I’m not going to mention any names, but there’s a town in San Diego County that just did an incredibly stupid thing. Towns do stupid things all the time, of course, but for sheer obliviousness this one really stands out. Some time back a developer with a plan for developing a blighted property in the middle of this town began construction on his community-friendly, mixed-use, LEED-blessed, low carb, high fiber building.
Part of the plan was an underground parking garage that would keep quite a few cars off the street. After he had excavated about 30 feet down he hit ground water. Turns out there’s a perched water table under most of the town and under much of the neighboring town as well. It’s been there forever and has caused problems all over the area ever since people began building things there. Water leaks out of the cliffs and causes them to collapse. Water undermines buildings. Water fills basements. Water deteriorates pavement.

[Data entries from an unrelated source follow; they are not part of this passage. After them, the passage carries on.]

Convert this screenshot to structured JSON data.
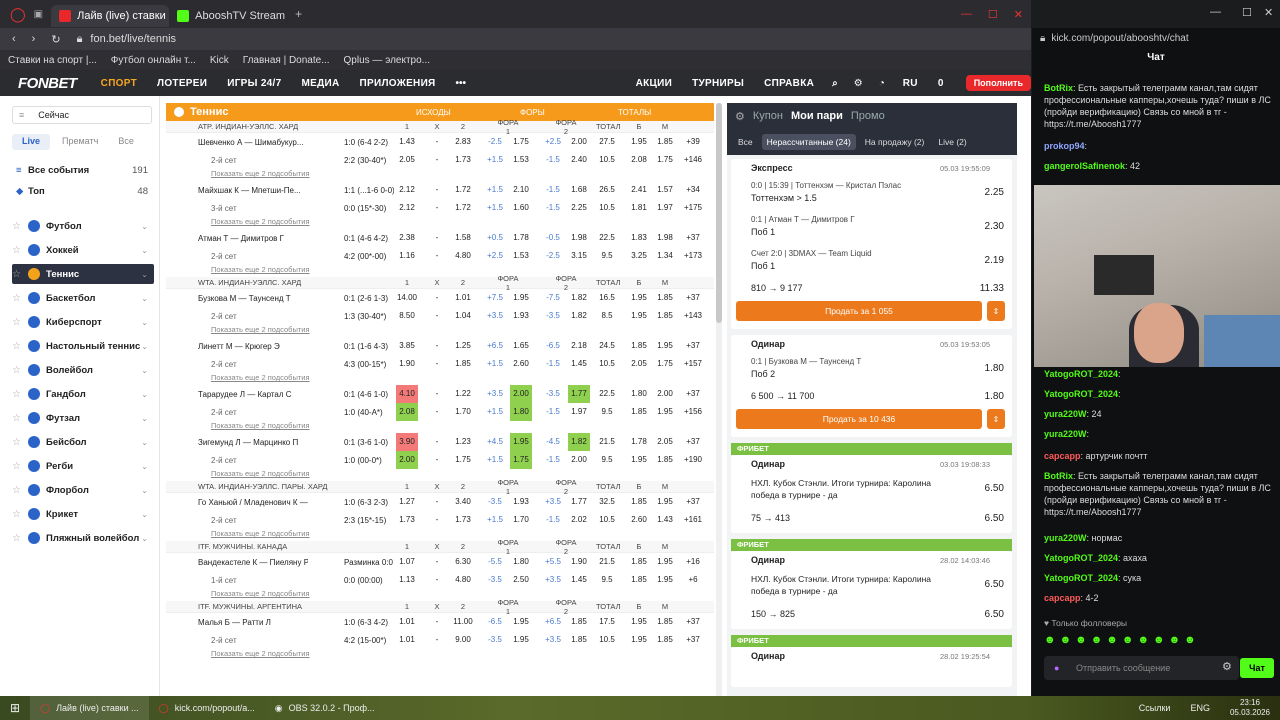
{
  "browser": {
    "tabs": [
      "Лайв (live) ставки на Тен...",
      "AbooshTV Stream - Watch"
    ],
    "url": "fon.bet/live/tennis",
    "bookmarks": [
      "Ставки на спорт |...",
      "Футбол онлайн т...",
      "Kick",
      "Главная | Donate...",
      "Qplus — электро..."
    ]
  },
  "header": {
    "logo": "FONBET",
    "nav": [
      "СПОРТ",
      "ЛОТЕРЕИ",
      "ИГРЫ 24/7",
      "МЕДИА",
      "ПРИЛОЖЕНИЯ"
    ],
    "right": [
      "АКЦИИ",
      "ТУРНИРЫ",
      "СПРАВКА",
      "RU",
      "0"
    ],
    "topup": "Пополнить"
  },
  "sidebar": {
    "now": "Сейчас",
    "filters": [
      "Live",
      "Прематч",
      "Все"
    ],
    "all_events": "Все события",
    "all_count": "191",
    "top": "Топ",
    "top_count": "48",
    "sports": [
      {
        "label": "Футбол",
        "color": "#2b63c9"
      },
      {
        "label": "Хоккей",
        "color": "#2b63c9"
      },
      {
        "label": "Теннис",
        "color": "#f2a21b"
      },
      {
        "label": "Баскетбол",
        "color": "#2b63c9"
      },
      {
        "label": "Киберспорт",
        "color": "#2b63c9"
      },
      {
        "label": "Настольный теннис",
        "color": "#2b63c9"
      },
      {
        "label": "Волейбол",
        "color": "#2b63c9"
      },
      {
        "label": "Гандбол",
        "color": "#2b63c9"
      },
      {
        "label": "Футзал",
        "color": "#2b63c9"
      },
      {
        "label": "Бейсбол",
        "color": "#2b63c9"
      },
      {
        "label": "Регби",
        "color": "#2b63c9"
      },
      {
        "label": "Флорбол",
        "color": "#2b63c9"
      },
      {
        "label": "Крикет",
        "color": "#2b63c9"
      },
      {
        "label": "Пляжный волейбол",
        "color": "#2b63c9"
      }
    ]
  },
  "main": {
    "sport": "Теннис",
    "col_heads": [
      "ИСХОДЫ",
      "ФОРЫ",
      "ТОТАЛЫ"
    ],
    "sub_heads": [
      "1",
      "X",
      "2",
      "ФОРА 1",
      "ФОРА 2",
      "ТОТАЛ",
      "Б",
      "М"
    ],
    "more": "Показать еще 2 подсобытия",
    "leagues": [
      {
        "name": "ATP. ИНДИАН-УЭЛЛС. ХАРД",
        "matches": [
          {
            "name": "Шевченко А — Шимабукур...",
            "score": "1:0 (6-4 2-2)",
            "c": [
              "1.43",
              "-",
              "2.83",
              "-2.5",
              "1.75",
              "+2.5",
              "2.00",
              "27.5",
              "1.95",
              "1.85",
              "+39"
            ],
            "set": "2-й сет",
            "sscore": "2:2 (30-40*)",
            "s": [
              "2.05",
              "-",
              "1.73",
              "+1.5",
              "1.53",
              "-1.5",
              "2.40",
              "10.5",
              "2.08",
              "1.75",
              "+146"
            ]
          },
          {
            "name": "Майхшак К — Мпетши-Пе...",
            "score": "1:1 (...1-6 0-0)",
            "c": [
              "2.12",
              "-",
              "1.72",
              "+1.5",
              "2.10",
              "-1.5",
              "1.68",
              "26.5",
              "2.41",
              "1.57",
              "+34"
            ],
            "set": "3-й сет",
            "sscore": "0:0 (15*-30)",
            "s": [
              "2.12",
              "-",
              "1.72",
              "+1.5",
              "1.60",
              "-1.5",
              "2.25",
              "10.5",
              "1.81",
              "1.97",
              "+175"
            ]
          },
          {
            "name": "Атман Т — Димитров Г",
            "score": "0:1 (4-6 4-2)",
            "c": [
              "2.38",
              "-",
              "1.58",
              "+0.5",
              "1.78",
              "-0.5",
              "1.98",
              "22.5",
              "1.83",
              "1.98",
              "+37"
            ],
            "set": "2-й сет",
            "sscore": "4:2 (00*-00)",
            "s": [
              "1.16",
              "-",
              "4.80",
              "+2.5",
              "1.53",
              "-2.5",
              "3.15",
              "9.5",
              "3.25",
              "1.34",
              "+173"
            ]
          }
        ]
      },
      {
        "name": "WTA. ИНДИАН-УЭЛЛС. ХАРД",
        "matches": [
          {
            "name": "Бузкова М — Таунсенд Т",
            "score": "0:1 (2-6 1-3)",
            "c": [
              "14.00",
              "-",
              "1.01",
              "+7.5",
              "1.95",
              "-7.5",
              "1.82",
              "16.5",
              "1.95",
              "1.85",
              "+37"
            ],
            "set": "2-й сет",
            "sscore": "1:3 (30-40*)",
            "s": [
              "8.50",
              "-",
              "1.04",
              "+3.5",
              "1.93",
              "-3.5",
              "1.82",
              "8.5",
              "1.95",
              "1.85",
              "+143"
            ]
          },
          {
            "name": "Линетт М — Крюгер Э",
            "score": "0:1 (1-6 4-3)",
            "c": [
              "3.85",
              "-",
              "1.25",
              "+6.5",
              "1.65",
              "-6.5",
              "2.18",
              "24.5",
              "1.85",
              "1.95",
              "+37"
            ],
            "set": "2-й сет",
            "sscore": "4:3 (00-15*)",
            "s": [
              "1.90",
              "-",
              "1.85",
              "+1.5",
              "2.60",
              "-1.5",
              "1.45",
              "10.5",
              "2.05",
              "1.75",
              "+157"
            ]
          },
          {
            "name": "Тарарудее Л — Картал С",
            "score": "0:1 (4-6 1-0)",
            "c": [
              "4.10",
              "-",
              "1.22",
              "+3.5",
              "2.00",
              "-3.5",
              "1.77",
              "22.5",
              "1.80",
              "2.00",
              "+37"
            ],
            "set": "2-й сет",
            "sscore": "1:0 (40-А*)",
            "s": [
              "2.08",
              "-",
              "1.70",
              "+1.5",
              "1.80",
              "-1.5",
              "1.97",
              "9.5",
              "1.85",
              "1.95",
              "+156"
            ]
          },
          {
            "name": "Зигемунд Л — Марцинко П",
            "score": "0:1 (3-6 1-0)",
            "c": [
              "3.90",
              "-",
              "1.23",
              "+4.5",
              "1.95",
              "-4.5",
              "1.82",
              "21.5",
              "1.78",
              "2.05",
              "+37"
            ],
            "set": "2-й сет",
            "sscore": "1:0 (00-0*)",
            "s": [
              "2.00",
              "-",
              "1.75",
              "+1.5",
              "1.75",
              "-1.5",
              "2.00",
              "9.5",
              "1.95",
              "1.85",
              "+190"
            ]
          }
        ]
      },
      {
        "name": "WTA. ИНДИАН-УЭЛЛС. ПАРЫ. ХАРД",
        "matches": [
          {
            "name": "Го Ханьюй / Младенович К — ...",
            "score": "1:0 (6-3 2-3)",
            "c": [
              "1.27",
              "-",
              "3.40",
              "-3.5",
              "1.93",
              "+3.5",
              "1.77",
              "32.5",
              "1.85",
              "1.95",
              "+37"
            ],
            "set": "2-й сет",
            "sscore": "2:3 (15*-15)",
            "s": [
              "1.73",
              "-",
              "1.73",
              "+1.5",
              "1.70",
              "-1.5",
              "2.02",
              "10.5",
              "2.60",
              "1.43",
              "+161"
            ]
          }
        ]
      },
      {
        "name": "ITF. МУЖЧИНЫ. КАНАДА",
        "matches": [
          {
            "name": "Вандекастеле К — Пиеляну Р-Т",
            "score": "Разминка 0:0",
            "c": [
              "1.07",
              "-",
              "6.30",
              "-5.5",
              "1.80",
              "+5.5",
              "1.90",
              "21.5",
              "1.85",
              "1.95",
              "+16"
            ],
            "set": "1-й сет",
            "sscore": "0:0 (00:00)",
            "s": [
              "1.13",
              "-",
              "4.80",
              "-3.5",
              "2.50",
              "+3.5",
              "1.45",
              "9.5",
              "1.85",
              "1.95",
              "+6"
            ]
          }
        ]
      },
      {
        "name": "ITF. МУЖЧИНЫ. АРГЕНТИНА",
        "matches": [
          {
            "name": "Малья Б — Ратти Л",
            "score": "1:0 (6-3 4-2)",
            "c": [
              "1.01",
              "-",
              "11.00",
              "-6.5",
              "1.95",
              "+6.5",
              "1.85",
              "17.5",
              "1.95",
              "1.85",
              "+37"
            ],
            "set": "2-й сет",
            "sscore": "4:2 (15-00*)",
            "s": [
              "1.01",
              "-",
              "9.00",
              "-3.5",
              "1.95",
              "+3.5",
              "1.85",
              "10.5",
              "1.95",
              "1.85",
              "+37"
            ]
          }
        ]
      }
    ]
  },
  "coupon": {
    "tabs": [
      "Купон",
      "Мои пари",
      "Промо"
    ],
    "filters": [
      "Все",
      "Нерассчитанные (24)",
      "На продажу (2)",
      "Live (2)"
    ],
    "bets": [
      {
        "type": "Экспресс",
        "time": "05.03  19:55:09",
        "sels": [
          {
            "line": "0:0 | 15:39 | Тоттенхэм — Кристал Пэлас",
            "bet": "Тоттенхэм > 1.5",
            "odd": "2.25"
          },
          {
            "line": "0:1 | Атман Т — Димитров Г",
            "bet": "Поб 1",
            "odd": "2.30"
          },
          {
            "line": "Счет 2:0 | 3DMAX — Team Liquid",
            "bet": "Поб 1",
            "odd": "2.19"
          }
        ],
        "sum": "810 → 9 177",
        "total": "11.33",
        "sell": "Продать за 1 055"
      },
      {
        "type": "Одинар",
        "time": "05.03  19:53:05",
        "sels": [
          {
            "line": "0:1 | Бузкова М — Таунсенд Т",
            "bet": "Поб 2",
            "odd": "1.80"
          }
        ],
        "sum": "6 500 → 11 700",
        "total": "1.80",
        "sell": "Продать за 10 436"
      },
      {
        "type": "Одинар",
        "time": "03.03  19:08:33",
        "freebet": "ФРИБЕТ",
        "desc": "НХЛ. Кубок Стэнли. Итоги турнира: Каролина победа в турнире - да",
        "sum": "75 → 413",
        "total": "6.50"
      },
      {
        "type": "Одинар",
        "time": "28.02  14:03:46",
        "freebet": "ФРИБЕТ",
        "desc": "НХЛ. Кубок Стэнли. Итоги турнира: Каролина победа в турнире - да",
        "sum": "150 → 825",
        "total": "6.50"
      },
      {
        "type": "Одинар",
        "time": "28.02  19:25:54",
        "freebet": "ФРИБЕТ"
      }
    ]
  },
  "kick": {
    "url": "kick.com/popout/abooshtv/chat",
    "title": "Чат",
    "messages": [
      {
        "user": "BotRix",
        "color": "#53fc18",
        "text": "Есть закрытый телеграмм канал,там сидят профессиональные капперы,хочешь туда? пиши в ЛС (пройди верификацию) Связь со мной в тг - https://t.me/Aboosh1777"
      },
      {
        "user": "prokop94",
        "color": "#8fa7ff",
        "text": ""
      },
      {
        "user": "gangerolSafinenok",
        "color": "#53fc18",
        "text": "42"
      },
      {
        "user": "YatogoROT_2024",
        "color": "#53fc18",
        "text": ""
      },
      {
        "user": "YatogoROT_2024",
        "color": "#53fc18",
        "text": ""
      },
      {
        "user": "yura220W",
        "color": "#53fc18",
        "text": "24"
      },
      {
        "user": "yura220W",
        "color": "#53fc18",
        "text": ""
      },
      {
        "user": "capcapp",
        "color": "#ff5b5b",
        "text": "артурчик почтт"
      },
      {
        "user": "BotRix",
        "color": "#53fc18",
        "text": "Есть закрытый телеграмм канал,там сидят профессиональные капперы,хочешь туда? пиши в ЛС (пройди верификацию) Связь со мной в тг - https://t.me/Aboosh1777"
      },
      {
        "user": "yura220W",
        "color": "#53fc18",
        "text": "нормас"
      },
      {
        "user": "YatogoROT_2024",
        "color": "#53fc18",
        "text": "ахаха"
      },
      {
        "user": "YatogoROT_2024",
        "color": "#53fc18",
        "text": "сука"
      },
      {
        "user": "capcapp",
        "color": "#ff5b5b",
        "text": "4-2"
      }
    ],
    "followers_only": "Только фолловеры",
    "input_placeholder": "Отправить сообщение",
    "chat_button": "Чат"
  },
  "taskbar": {
    "items": [
      "Лайв (live) ставки ...",
      "kick.com/popout/a...",
      "OBS 32.0.2 - Проф..."
    ],
    "tray": [
      "Ссылки",
      "ENG"
    ],
    "time": "23:16",
    "date": "05.03.2026"
  }
}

Still, the water, for all the problems it creates, is fresh and clean, as testing proved when the developer first hatched his Bright Idea.
The Bright Idea was to incorporate a cistern into the building and start using the water for flushing toilets, watering the landscaping, and other uses. He figured everybody would win with this approach: he’d have a ready supply of fresh, local, wholesome water for his needs, two communities would have a long-standing problem mitigated at no cost to the taxpayers, and neighboring property owners wouldn’t have to worry about their buildings collapsing into sinkholes. Oh, and the area is under a Level Two Drought Alert with up to 20 percent mandatory conservation, so it’s not like they can’t use the water.

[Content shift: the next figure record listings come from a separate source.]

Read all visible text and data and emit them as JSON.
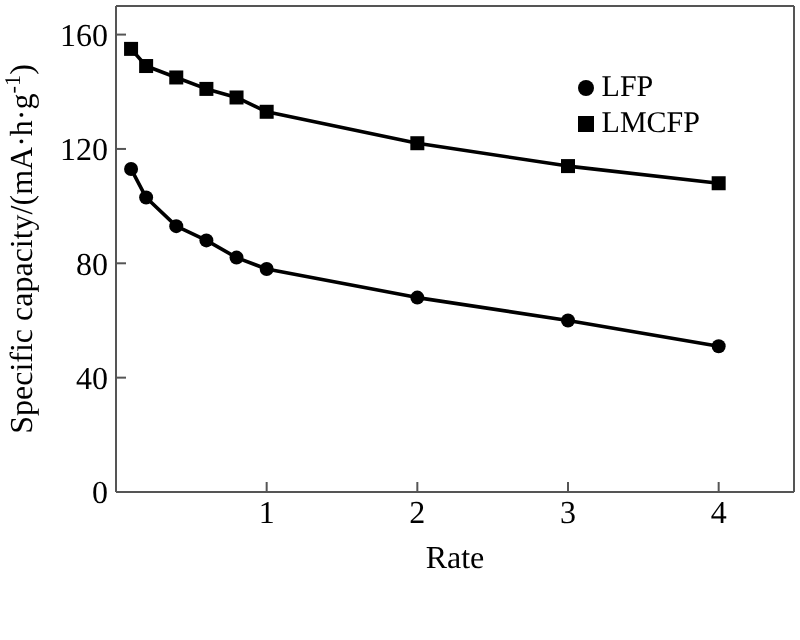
{
  "chart_data": {
    "type": "line",
    "xlabel": "Rate",
    "ylabel": "Specific capacity/(mA·h·g$^{-1}$)",
    "xlim": [
      0,
      4.5
    ],
    "xticks": [
      1,
      2,
      3,
      4
    ],
    "ylim": [
      0,
      170
    ],
    "yticks": [
      0,
      40,
      80,
      120,
      160
    ],
    "grid": false,
    "legend": "top right",
    "line_style": "solid",
    "series": [
      {
        "name": "LMCFP",
        "color": "#000000",
        "marker": "square",
        "x": [
          0.1,
          0.2,
          0.4,
          0.6,
          0.8,
          1,
          2,
          3,
          4
        ],
        "values": [
          155,
          149,
          145,
          141,
          138,
          133,
          122,
          114,
          108
        ]
      },
      {
        "name": "LFP",
        "color": "#000000",
        "marker": "circle",
        "x": [
          0.1,
          0.2,
          0.4,
          0.6,
          0.8,
          1,
          2,
          3,
          4
        ],
        "values": [
          113,
          103,
          93,
          88,
          82,
          78,
          68,
          60,
          51
        ]
      }
    ]
  }
}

Mr. Developer went to the City with his Bright Idea and they wiped the smile off his face in a hurry. “Sorry,” they said, “there’s no place on our forms for that kind of thing. You’re going to have to forget it. Oh, and you had better figure out someplace to get rid of all that water you’re going to have to pump out of your parking garage.” Long story short, he sucked over 26 acre feet of water out of the ground and spilled it, with the blessing of the City, onto a local beach. He’s still pumping and dumping water today, and will be for the life of the building. In the midst of a drought, with water in short supply, in a community that gets a little over 10 inches of rain in an average year and has had recent annual rainfall as low as under 3 inches, in a community that is suffering with no end in sight, the authorities chose to insist on throwing away water. No doubt there are other city officials in the same building who are working day and night to encourage citizens to conserve water. Go figure.